Frequent commentor Matt Miller is blogging for The Nature Conservancy. Here he is on falconry. And here are his other posts to date.
Holly at NorCal Cazadora has the first original essay on why we love to hunt that I have seen in a long time. A hint, from a quote from Temple Grandin: "Wild animals don't want a free lunch. The reason they like working for their food is that it feels good."
What satisfaction anyone would get from poaching trophies from a helicopter is beyond me, but some New Russian big shots apparently didn't think that way. Karma is a bitch, huh?
There can be many unintended consequences that shake out from mandatory spay- neuter laws.
4 comments:
The shelter dog shortage is NOT in places that have attempted to mandate pet sterilization. The pounds are still full in those places.
The shelter dog shortage is in parts of the country where voluntary neutering has been the social norm for decades, and where low-cost programs make it available for people who want to conform to the social norm.
In my experience, southern and midwestern rural pound dogs are less prevalently "pit bulls" than in some other places -- but they are not automatically better pets. There is a gross oversupply of coonhounds and beagles (and their mixed descendants) in rural Appalachia and the south. These dogs are quite often unsatisfactory in the role of suburban hearth ornament. In many ways, the average urban dog-pound "pit bull" takes on that role better than these active hunting hounds.
Yet no one rails about the "coonhound problem" or "those people" who insist on breeding beagles.
Please don't see me as one of the anti- pitbull faction! They are one of my favorite dogs after my tazis, and Bandit is a favorite book.
Just yesterday Libby kept a nice young pit male (who turned out to have dug under his fence) in the PO until they found his owners-- you can do that in small towns. We also have a friend here who breeds them. If we didn't have a pack of tazis (and new pups today-- post in draft) we would doubtless have one.

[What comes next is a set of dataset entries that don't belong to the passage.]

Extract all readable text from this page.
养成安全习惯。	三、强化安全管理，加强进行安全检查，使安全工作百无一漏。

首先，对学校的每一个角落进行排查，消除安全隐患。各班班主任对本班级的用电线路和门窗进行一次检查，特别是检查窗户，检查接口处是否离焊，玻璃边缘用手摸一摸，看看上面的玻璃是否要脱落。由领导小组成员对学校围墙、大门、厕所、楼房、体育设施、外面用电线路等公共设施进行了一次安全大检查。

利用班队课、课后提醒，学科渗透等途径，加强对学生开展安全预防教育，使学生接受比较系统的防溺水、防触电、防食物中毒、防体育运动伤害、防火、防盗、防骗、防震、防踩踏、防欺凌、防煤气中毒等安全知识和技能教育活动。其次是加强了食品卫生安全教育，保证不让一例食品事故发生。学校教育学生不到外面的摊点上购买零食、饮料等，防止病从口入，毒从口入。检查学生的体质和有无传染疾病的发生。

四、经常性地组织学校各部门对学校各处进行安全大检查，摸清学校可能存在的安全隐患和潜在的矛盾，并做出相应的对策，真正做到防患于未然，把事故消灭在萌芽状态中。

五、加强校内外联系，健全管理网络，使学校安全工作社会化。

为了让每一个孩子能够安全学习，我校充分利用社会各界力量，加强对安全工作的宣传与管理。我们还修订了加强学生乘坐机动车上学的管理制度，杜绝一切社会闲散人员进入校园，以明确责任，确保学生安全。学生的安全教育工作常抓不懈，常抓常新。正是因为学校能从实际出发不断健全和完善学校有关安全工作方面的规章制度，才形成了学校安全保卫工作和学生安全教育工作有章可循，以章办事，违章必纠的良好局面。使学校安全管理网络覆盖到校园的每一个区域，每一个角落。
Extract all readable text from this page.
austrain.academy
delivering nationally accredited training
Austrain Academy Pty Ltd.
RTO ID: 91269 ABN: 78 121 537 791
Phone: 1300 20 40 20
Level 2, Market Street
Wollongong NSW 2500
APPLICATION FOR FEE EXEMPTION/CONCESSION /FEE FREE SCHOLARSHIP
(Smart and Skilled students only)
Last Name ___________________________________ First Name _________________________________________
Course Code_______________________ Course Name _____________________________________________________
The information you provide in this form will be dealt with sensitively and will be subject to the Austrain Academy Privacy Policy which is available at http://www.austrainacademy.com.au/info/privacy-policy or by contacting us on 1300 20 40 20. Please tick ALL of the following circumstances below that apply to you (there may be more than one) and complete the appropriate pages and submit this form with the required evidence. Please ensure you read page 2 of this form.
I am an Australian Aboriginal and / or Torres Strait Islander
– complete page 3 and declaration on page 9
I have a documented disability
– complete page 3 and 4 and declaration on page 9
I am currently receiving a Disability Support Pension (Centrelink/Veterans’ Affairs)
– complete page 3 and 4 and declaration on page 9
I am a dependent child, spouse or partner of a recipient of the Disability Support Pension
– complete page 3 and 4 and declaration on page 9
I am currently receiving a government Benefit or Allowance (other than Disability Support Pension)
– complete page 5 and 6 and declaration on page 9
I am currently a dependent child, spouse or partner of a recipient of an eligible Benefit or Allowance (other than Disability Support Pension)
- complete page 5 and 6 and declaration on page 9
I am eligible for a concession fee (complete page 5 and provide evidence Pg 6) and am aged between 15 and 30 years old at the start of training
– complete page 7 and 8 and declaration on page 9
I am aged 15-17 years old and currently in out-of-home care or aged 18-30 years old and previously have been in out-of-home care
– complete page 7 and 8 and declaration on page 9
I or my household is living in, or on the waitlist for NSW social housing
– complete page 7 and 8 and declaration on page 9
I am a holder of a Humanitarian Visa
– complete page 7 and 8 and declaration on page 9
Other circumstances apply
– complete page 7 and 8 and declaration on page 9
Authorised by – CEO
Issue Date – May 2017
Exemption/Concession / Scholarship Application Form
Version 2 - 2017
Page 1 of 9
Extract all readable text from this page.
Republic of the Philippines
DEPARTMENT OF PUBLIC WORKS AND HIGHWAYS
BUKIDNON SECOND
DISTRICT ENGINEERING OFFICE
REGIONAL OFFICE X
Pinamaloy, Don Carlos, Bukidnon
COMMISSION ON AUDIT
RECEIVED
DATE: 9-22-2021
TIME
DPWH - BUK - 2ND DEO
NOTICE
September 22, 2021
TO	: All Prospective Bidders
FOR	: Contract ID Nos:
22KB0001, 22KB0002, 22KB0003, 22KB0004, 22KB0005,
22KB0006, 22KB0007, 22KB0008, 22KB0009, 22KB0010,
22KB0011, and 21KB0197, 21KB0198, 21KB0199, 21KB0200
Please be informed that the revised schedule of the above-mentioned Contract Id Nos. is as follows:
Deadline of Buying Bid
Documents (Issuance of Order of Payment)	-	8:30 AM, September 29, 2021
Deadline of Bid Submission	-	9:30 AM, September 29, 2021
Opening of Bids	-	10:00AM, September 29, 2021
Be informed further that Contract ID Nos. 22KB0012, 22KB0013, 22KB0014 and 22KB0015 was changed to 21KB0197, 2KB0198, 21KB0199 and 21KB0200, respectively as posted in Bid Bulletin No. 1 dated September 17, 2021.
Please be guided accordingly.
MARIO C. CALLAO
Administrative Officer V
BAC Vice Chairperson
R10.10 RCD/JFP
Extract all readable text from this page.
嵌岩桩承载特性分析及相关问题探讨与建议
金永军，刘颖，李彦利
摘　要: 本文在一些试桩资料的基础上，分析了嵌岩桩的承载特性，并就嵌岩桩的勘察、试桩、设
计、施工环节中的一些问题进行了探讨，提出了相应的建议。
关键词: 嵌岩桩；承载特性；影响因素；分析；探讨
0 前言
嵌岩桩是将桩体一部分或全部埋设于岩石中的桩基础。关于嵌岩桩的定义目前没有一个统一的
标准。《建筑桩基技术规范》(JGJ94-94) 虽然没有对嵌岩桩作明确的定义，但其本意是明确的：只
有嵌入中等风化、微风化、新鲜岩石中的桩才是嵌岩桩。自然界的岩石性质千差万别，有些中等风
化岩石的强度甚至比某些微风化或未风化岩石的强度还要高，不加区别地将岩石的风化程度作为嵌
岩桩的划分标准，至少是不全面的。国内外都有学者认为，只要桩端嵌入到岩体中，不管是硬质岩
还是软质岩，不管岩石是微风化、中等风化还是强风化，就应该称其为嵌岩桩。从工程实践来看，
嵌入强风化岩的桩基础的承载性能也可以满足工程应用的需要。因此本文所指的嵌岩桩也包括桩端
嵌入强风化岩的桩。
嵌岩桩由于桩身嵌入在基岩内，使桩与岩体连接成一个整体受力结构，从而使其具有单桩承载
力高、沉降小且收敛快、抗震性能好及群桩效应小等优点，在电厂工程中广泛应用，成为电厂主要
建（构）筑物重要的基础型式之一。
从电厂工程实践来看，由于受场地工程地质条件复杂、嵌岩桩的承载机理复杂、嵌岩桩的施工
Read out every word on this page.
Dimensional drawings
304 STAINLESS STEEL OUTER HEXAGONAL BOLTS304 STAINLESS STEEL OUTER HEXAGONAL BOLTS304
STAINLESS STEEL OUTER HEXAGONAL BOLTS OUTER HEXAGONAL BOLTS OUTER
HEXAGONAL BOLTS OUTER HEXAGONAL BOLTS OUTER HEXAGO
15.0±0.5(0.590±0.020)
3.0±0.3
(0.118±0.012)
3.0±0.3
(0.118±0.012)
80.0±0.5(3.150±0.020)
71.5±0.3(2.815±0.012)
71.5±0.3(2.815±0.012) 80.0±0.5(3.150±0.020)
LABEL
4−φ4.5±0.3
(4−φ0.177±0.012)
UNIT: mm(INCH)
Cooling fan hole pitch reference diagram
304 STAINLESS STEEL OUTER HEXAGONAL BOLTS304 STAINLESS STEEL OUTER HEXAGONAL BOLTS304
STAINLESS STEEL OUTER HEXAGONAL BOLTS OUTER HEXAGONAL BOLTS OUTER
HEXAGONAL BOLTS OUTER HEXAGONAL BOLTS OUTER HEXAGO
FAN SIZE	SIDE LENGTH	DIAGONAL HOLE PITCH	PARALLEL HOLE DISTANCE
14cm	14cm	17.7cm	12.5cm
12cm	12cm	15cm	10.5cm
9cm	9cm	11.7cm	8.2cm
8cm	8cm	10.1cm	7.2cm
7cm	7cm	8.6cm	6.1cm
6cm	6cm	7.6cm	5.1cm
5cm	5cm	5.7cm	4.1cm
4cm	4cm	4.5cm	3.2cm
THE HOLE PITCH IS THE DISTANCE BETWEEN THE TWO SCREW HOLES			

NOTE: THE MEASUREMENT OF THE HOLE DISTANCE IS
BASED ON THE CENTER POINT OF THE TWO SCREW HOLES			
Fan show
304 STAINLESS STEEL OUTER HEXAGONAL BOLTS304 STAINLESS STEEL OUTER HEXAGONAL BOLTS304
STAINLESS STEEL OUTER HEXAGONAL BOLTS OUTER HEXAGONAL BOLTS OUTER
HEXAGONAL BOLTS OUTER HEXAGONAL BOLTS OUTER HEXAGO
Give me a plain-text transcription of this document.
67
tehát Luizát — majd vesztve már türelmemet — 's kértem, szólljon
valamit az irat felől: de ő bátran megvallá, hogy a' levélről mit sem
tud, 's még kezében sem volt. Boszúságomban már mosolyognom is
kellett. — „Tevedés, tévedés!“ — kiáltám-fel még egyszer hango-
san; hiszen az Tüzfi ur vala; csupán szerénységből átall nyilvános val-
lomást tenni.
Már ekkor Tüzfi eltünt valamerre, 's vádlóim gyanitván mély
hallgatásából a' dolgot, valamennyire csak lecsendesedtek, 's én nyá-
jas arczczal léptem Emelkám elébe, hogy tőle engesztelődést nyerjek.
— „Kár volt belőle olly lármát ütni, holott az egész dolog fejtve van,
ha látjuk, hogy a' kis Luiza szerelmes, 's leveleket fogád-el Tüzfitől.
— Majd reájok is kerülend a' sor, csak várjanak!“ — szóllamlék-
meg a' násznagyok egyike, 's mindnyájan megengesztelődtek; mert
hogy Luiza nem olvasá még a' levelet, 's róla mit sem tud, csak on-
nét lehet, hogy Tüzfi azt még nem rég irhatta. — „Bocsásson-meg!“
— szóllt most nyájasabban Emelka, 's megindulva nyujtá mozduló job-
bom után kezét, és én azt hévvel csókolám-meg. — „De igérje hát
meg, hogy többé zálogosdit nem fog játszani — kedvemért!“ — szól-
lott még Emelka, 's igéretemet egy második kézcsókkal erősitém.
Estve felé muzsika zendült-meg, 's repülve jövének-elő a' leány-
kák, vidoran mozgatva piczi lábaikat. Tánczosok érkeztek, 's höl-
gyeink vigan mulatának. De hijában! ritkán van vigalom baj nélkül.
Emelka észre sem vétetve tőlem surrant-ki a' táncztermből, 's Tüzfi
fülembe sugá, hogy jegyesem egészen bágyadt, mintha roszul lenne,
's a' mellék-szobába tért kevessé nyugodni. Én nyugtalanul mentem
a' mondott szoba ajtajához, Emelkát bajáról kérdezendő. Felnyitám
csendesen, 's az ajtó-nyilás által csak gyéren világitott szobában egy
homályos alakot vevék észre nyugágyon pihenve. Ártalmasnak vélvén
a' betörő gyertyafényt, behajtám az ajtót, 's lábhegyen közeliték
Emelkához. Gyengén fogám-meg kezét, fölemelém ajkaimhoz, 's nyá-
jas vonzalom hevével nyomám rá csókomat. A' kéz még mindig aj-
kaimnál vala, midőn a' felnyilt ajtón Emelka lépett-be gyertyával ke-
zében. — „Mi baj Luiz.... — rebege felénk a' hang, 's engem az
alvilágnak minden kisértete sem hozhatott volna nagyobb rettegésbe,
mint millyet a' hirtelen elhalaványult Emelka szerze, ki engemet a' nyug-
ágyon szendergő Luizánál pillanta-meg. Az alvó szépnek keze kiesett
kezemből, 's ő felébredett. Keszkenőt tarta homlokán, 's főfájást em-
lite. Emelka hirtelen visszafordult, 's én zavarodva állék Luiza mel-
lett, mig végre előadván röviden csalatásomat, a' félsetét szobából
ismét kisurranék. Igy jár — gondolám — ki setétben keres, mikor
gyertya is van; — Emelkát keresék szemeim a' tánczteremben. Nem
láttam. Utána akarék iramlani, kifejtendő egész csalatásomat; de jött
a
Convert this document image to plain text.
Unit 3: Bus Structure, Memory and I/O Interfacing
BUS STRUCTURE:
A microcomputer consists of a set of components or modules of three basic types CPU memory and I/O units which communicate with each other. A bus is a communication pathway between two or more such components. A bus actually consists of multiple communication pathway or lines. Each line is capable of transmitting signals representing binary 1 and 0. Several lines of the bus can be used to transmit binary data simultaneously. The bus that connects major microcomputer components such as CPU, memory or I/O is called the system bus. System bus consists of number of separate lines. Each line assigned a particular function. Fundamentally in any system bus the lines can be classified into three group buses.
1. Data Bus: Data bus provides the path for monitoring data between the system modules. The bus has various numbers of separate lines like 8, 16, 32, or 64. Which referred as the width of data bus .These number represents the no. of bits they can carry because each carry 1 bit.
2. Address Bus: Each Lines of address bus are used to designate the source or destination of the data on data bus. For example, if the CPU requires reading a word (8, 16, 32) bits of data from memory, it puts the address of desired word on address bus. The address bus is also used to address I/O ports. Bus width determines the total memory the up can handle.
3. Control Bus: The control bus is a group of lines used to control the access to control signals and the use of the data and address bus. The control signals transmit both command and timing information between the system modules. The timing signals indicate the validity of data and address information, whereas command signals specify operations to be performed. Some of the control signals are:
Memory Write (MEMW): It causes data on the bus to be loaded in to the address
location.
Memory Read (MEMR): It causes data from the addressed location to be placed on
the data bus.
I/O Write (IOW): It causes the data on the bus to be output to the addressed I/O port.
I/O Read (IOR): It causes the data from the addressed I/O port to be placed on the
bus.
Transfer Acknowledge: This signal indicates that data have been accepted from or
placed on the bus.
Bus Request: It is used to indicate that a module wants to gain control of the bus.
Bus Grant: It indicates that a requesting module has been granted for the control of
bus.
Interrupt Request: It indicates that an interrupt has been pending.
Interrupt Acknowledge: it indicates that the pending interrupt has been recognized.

I love scenthounds but find them a bit dim.
I agree with Heather - Herzog pulls a switcheroo from spay and neuter campaigns (successful) to spay and neuter laws (mostly nonexistent here in the northeast). Anecdotally (n.b. plural of anecdote is not data), I see a lot of what he describes - most mixed breeds in my obedience classes are from away - southern US mainly, though the Caribbean is starting to supply dogs too. Thank goodness, not too many scenthounds or scenthound crosses - I agree with both of you - not the most biddable family pet.
I don't know what to suggest anymore when people are looking for 'just a dog'. The AKC has boned up the genetics of so many breeds (I'm thinking labs and goldens esp.), a mutt is getting harder to find, and I quail at the thought of paying a grand for a 'designer cross' - a Jack Shit(zu) or whatever the current state of the art is there.
No answers here (other than my determination to avoid the AKC when I can - which at this point is pretty much 100% of the time).
Thanks for the link, and thanks especially for the sentiment!